Jorge Cunha, um dos cinco arguidos deste processo, que já tinha cumprido uma pena de prisão de dez anos pelo mesmo crime, era considerado um dos responsáveis pela introdução e venda de heroína, haxixe e liamba na ilha do Faial.

O coletivo de juízes que apreciou o processo decidiu condená-lo a uma de pena de 11 anos de cadeia pelo crime de «tráfico reincidente» e pelos crimes de «desobediência e ameaça agravadas» aos agentes da PSP.

O juiz que leu o acórdão da sentença disse, no final, que esperava não voltar a ver o arguido em tribunal, mas aconselhou-o a «ficar calado» da próxima vez que for acusado, porque sempre que fala «contradiz-se».

Jorge Cunha queixou-se, em julgamento, de ser «perseguido» pela polícia e no final da sessão aplaudiu os agentes da PSP presentes na sala de audiências, acusando-os de serem «ordinários e mentirosos».

O coletivo de juízes decidiu ainda condenar a dois anos de cadeia o filho de Jorge Cunha, que também já tinha sido julgado anteriormente pelo mesmo crime, mas que nunca tinha cumprido pena de prisão efetiva.

Dois outros arguidos neste caso, também acusados do tráfico de estupefacientes, foram condenados a cinco anos e meio e a seis anos de cadeia, respetivamente, depois de ter sido provado em tribunal o seu envolvimento no tráfico de drogas.

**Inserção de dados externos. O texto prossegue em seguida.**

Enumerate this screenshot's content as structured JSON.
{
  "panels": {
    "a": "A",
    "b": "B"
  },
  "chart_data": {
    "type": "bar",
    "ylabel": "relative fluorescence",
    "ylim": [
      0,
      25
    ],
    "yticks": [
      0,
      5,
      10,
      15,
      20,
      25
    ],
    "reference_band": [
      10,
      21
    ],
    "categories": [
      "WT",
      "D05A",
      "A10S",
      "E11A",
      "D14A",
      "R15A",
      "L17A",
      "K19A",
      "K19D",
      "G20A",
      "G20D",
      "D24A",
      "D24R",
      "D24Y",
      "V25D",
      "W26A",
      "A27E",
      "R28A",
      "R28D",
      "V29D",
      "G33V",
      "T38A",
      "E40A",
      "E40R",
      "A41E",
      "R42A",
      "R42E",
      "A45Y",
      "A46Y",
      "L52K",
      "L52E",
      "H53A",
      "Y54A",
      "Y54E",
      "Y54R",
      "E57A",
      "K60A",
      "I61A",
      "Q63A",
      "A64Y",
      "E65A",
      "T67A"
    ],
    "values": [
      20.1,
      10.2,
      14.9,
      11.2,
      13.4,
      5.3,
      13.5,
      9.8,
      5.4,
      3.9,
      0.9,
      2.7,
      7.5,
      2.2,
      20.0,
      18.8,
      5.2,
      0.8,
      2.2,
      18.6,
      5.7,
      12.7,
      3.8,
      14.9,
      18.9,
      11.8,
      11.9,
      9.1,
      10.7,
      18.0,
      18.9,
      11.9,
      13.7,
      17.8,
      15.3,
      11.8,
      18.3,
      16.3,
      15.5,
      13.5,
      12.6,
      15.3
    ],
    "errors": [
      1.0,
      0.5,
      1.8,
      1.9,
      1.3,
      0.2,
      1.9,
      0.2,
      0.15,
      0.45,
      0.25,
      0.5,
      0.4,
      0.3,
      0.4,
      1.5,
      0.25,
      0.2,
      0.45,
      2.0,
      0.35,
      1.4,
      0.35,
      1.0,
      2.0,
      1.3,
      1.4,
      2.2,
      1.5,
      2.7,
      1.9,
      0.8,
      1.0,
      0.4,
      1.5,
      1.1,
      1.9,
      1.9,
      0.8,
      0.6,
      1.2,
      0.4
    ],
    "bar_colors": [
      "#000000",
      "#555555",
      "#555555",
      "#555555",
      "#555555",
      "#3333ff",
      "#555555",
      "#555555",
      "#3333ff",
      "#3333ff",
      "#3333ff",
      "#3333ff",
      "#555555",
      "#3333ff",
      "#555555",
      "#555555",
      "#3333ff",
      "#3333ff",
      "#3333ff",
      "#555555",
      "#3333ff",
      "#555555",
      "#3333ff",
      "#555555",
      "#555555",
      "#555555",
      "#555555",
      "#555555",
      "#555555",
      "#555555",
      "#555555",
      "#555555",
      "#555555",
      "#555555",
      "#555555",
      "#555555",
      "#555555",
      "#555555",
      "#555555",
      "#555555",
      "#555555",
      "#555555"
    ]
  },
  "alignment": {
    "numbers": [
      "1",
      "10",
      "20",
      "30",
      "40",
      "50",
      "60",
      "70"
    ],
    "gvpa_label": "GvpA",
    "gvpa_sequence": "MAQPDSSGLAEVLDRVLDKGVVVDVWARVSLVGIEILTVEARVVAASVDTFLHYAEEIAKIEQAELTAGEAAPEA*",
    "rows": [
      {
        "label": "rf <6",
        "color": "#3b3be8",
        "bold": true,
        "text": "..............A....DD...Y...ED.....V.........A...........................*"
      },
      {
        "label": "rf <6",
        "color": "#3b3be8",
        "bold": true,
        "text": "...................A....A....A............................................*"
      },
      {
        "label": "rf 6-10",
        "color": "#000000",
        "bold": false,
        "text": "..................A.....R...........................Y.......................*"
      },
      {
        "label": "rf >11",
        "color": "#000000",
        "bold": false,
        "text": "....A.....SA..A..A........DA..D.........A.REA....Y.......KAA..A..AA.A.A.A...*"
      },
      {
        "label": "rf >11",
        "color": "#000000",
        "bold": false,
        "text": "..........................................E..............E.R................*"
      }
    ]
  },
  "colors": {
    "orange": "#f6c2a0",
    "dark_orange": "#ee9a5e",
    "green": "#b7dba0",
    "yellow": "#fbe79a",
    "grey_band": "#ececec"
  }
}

Um dos cinco arguidos neste julgamento acabou por ver arquivado o seu processo, por já estar a cumprir, desde janeiro deste ano, uma pena de prisão de oito anos, pelos mesmos crimes de que agora estava acusado.

«O senhor não devia estar aqui», disse o juiz no final da leitura do acórdão, dirigindo-se ao arguido que, apesar de não ter sido condenado, regressou algemado ao estabelecimento prisional da Horta.

Os advogados de defesa anunciaram, no final da leitura do acórdão, que vão recorrer, por considerarem excessivas as penas aplicadas.